A voice was heard to sing one of those
wild and monotonous strains so common in Scotland,
and to which the natives of that country chant their
old ballads. The sound ceased—then
came nearer, and was renewed; the stranger listened
attentively, still holding Jeanie by the arm (as she
stood by him in motionless terror), as if to prevent
her interrupting the strain by speaking or stirring.
When the sounds were renewed, the words were distinctly
audible:
“When the glede’s
in the blue cloud,
The lavrock lies still;
When the hound’s in’
the green-wood,
The hind keeps the hill.”
The person who sung kept a strained
and powerful voice at its highest pitch, so that it
could be heard at a very considerable distance.
As the song ceased, they might hear a stifled sound,
as of steps and whispers of persons approaching them.

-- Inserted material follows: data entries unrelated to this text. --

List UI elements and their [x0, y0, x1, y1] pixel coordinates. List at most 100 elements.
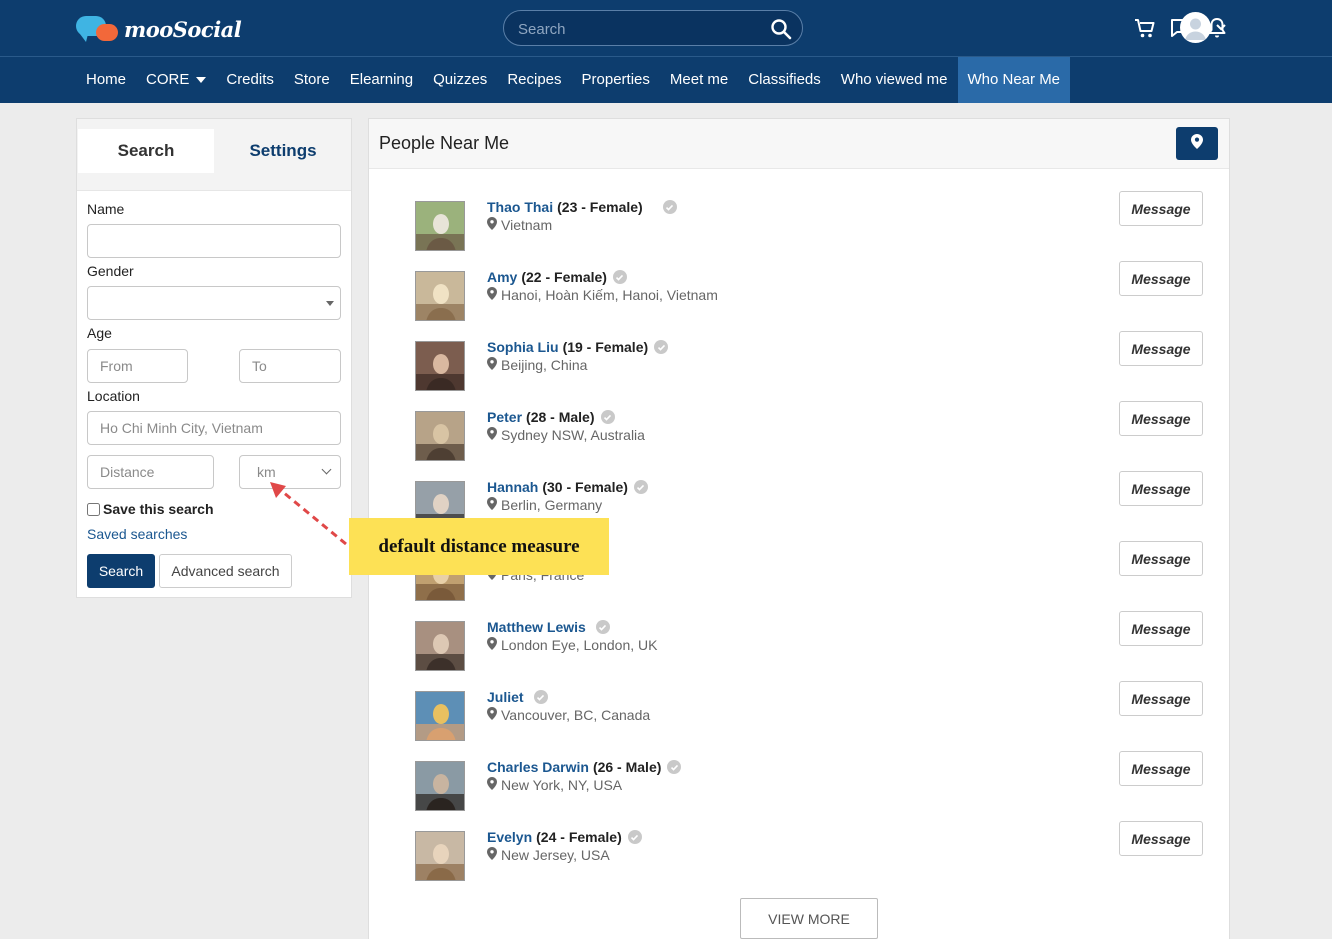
person-name-link[interactable]: Charles Darwin [487, 759, 589, 775]
list-item: Matthew Lewis London Eye, London, UK Messa… [415, 611, 1203, 681]
saved-searches-link[interactable]: Saved searches [87, 526, 187, 542]
person-location: Sydney NSW, Australia [487, 427, 645, 443]
cart-icon[interactable] [1134, 16, 1156, 40]
person-age-gender: (23 - Female) [557, 199, 643, 215]
verified-icon [627, 830, 642, 844]
message-button[interactable]: Message [1119, 681, 1203, 716]
age-label: Age [87, 325, 112, 341]
save-search-option: Save this search [87, 501, 214, 517]
nav-item-10[interactable]: Who viewed me [831, 57, 958, 103]
avatar[interactable] [415, 831, 465, 881]
avatar[interactable] [415, 621, 465, 671]
nav-item-4[interactable]: Elearning [340, 57, 423, 103]
user-menu[interactable] [1180, 12, 1227, 43]
nav-item-label: Store [293, 71, 330, 88]
person-name-link[interactable]: Hannah [487, 479, 538, 495]
person-location: Hanoi, Hoàn Kiếm, Hanoi, Vietnam [487, 287, 718, 303]
nav-item-label: Who Near Me [967, 71, 1061, 88]
person-location-text: Vietnam [501, 217, 553, 233]
person-info: Sophia Liu (19 - Female) [487, 339, 669, 355]
search-icon[interactable] [770, 18, 792, 45]
nav-item-8[interactable]: Meet me [660, 57, 738, 103]
person-name-link[interactable]: Peter [487, 409, 522, 425]
save-search-checkbox[interactable] [87, 502, 100, 516]
verified-icon [600, 410, 615, 424]
nav-item-2[interactable]: Credits [216, 57, 284, 103]
message-button[interactable]: Message [1119, 611, 1203, 646]
person-info: Amy (22 - Female) [487, 269, 627, 285]
person-info: Evelyn (24 - Female) [487, 829, 642, 845]
message-button[interactable]: Message [1119, 191, 1203, 226]
avatar[interactable] [415, 341, 465, 391]
person-name-link[interactable]: Juliet [487, 689, 524, 705]
tab-search[interactable]: Search [78, 129, 214, 173]
nav-item-7[interactable]: Properties [572, 57, 660, 103]
gender-select[interactable] [87, 286, 341, 320]
message-button[interactable]: Message [1119, 751, 1203, 786]
person-location: Vancouver, BC, Canada [487, 707, 650, 723]
person-location: Berlin, Germany [487, 497, 602, 513]
tab-settings[interactable]: Settings [215, 129, 351, 173]
site-logo[interactable]: mooSocial [76, 14, 242, 44]
nav-item-11[interactable]: Who Near Me [957, 57, 1071, 103]
top-header: mooSocial [0, 0, 1332, 56]
map-pin-icon [487, 707, 497, 723]
nav-item-9[interactable]: Classifieds [738, 57, 831, 103]
avatar[interactable] [415, 271, 465, 321]
person-name-link[interactable]: Evelyn [487, 829, 532, 845]
view-more-button[interactable]: VIEW MORE [740, 898, 878, 939]
person-info: Matthew Lewis [487, 619, 610, 635]
location-input[interactable] [87, 411, 341, 445]
person-location-text: New Jersey, USA [501, 847, 610, 863]
list-item: Charles Darwin (26 - Male) New York, NY, U… [415, 751, 1203, 821]
age-to-input[interactable] [239, 349, 341, 383]
person-name-link[interactable]: Amy [487, 269, 517, 285]
location-button[interactable] [1176, 127, 1218, 160]
list-item: Peter (28 - Male) Sydney NSW, Australia Mes… [415, 401, 1203, 471]
panel-header: People Near Me [369, 119, 1229, 169]
person-location-text: Vancouver, BC, Canada [501, 707, 651, 723]
list-item: Amy (22 - Female) Hanoi, Hoàn Kiếm, Hanoi,… [415, 261, 1203, 331]
distance-input[interactable] [87, 455, 214, 489]
nav-item-5[interactable]: Quizzes [423, 57, 497, 103]
avatar[interactable] [415, 411, 465, 461]
advanced-search-button[interactable]: Advanced search [159, 554, 292, 588]
avatar [1180, 12, 1211, 43]
verified-icon [595, 620, 610, 634]
person-location: Beijing, China [487, 357, 587, 373]
avatar[interactable] [415, 761, 465, 811]
verified-icon [667, 760, 682, 774]
age-from-input[interactable] [87, 349, 188, 383]
map-pin-icon [487, 287, 497, 303]
annotation-arrow [270, 482, 347, 546]
nav-item-0[interactable]: Home [76, 57, 136, 103]
verified-icon [612, 270, 627, 284]
nav-item-3[interactable]: Store [284, 57, 340, 103]
person-age-gender: (22 - Female) [521, 269, 607, 285]
nav-item-label: Meet me [669, 71, 729, 88]
message-button[interactable]: Message [1119, 331, 1203, 366]
avatar[interactable] [415, 201, 465, 251]
message-button[interactable]: Message [1119, 401, 1203, 436]
message-button[interactable]: Message [1119, 821, 1203, 856]
person-name-link[interactable]: Thao Thai [487, 199, 553, 215]
nav-item-6[interactable]: Recipes [497, 57, 571, 103]
person-info: Peter (28 - Male) [487, 409, 615, 425]
person-info: Thao Thai (23 - Female) [487, 199, 677, 215]
avatar[interactable] [415, 691, 465, 741]
nav-item-label: Who viewed me [840, 71, 948, 88]
nav-item-label: CORE [146, 71, 190, 88]
message-button[interactable]: Message [1119, 471, 1203, 506]
nav-item-label: Elearning [349, 71, 414, 88]
map-pin-icon [487, 497, 497, 513]
person-name-link[interactable]: Matthew Lewis [487, 619, 586, 635]
list-item: Thao Thai (23 - Female) Vietnam Message [415, 191, 1203, 261]
person-location: London Eye, London, UK [487, 637, 657, 653]
message-button[interactable]: Message [1119, 261, 1203, 296]
message-button[interactable]: Message [1119, 541, 1203, 576]
name-input[interactable] [87, 224, 341, 258]
search-button[interactable]: Search [87, 554, 155, 588]
person-name-link[interactable]: Sophia Liu [487, 339, 559, 355]
global-search-input[interactable] [518, 18, 758, 40]
nav-item-1[interactable]: CORE [136, 57, 216, 103]
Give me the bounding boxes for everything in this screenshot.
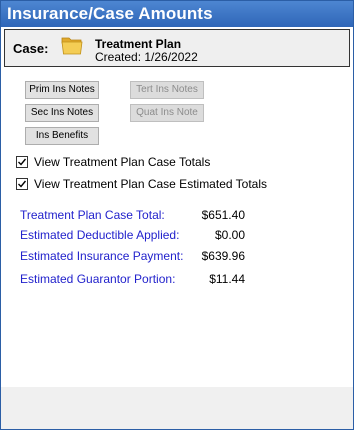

The song was again raised, but the tune was changed:
“O sleep ye sound,
Sir James, she said,
When ye suld rise and ride;
There’s twenty men, wi’
bow and blade,
Are seeking where ye hide.”
“I dare stay no longer,”
said the stranger; “return home, or remain till
they come up—you have nothing to fear—but
do not tell you saw me—your sister’s
fate is in your hands.” So saying, he turned
from her, and with a swift, yet cautiously noiseless
step, plunged into the darkness on the side most remote
from the sounds which they heard approaching, and was
soon lost to her sight. Jeanie remained by the
cairn terrified beyond expression, and uncertain whether
she ought to fly homeward with all the speed she could
exert, or wait the approach of those who were advancing
towards her. This uncertainty detained her so
long, that she now distinctly saw two or three figures
already so near to her, that a precipitate flight
would have been equally fruitless and impolitic.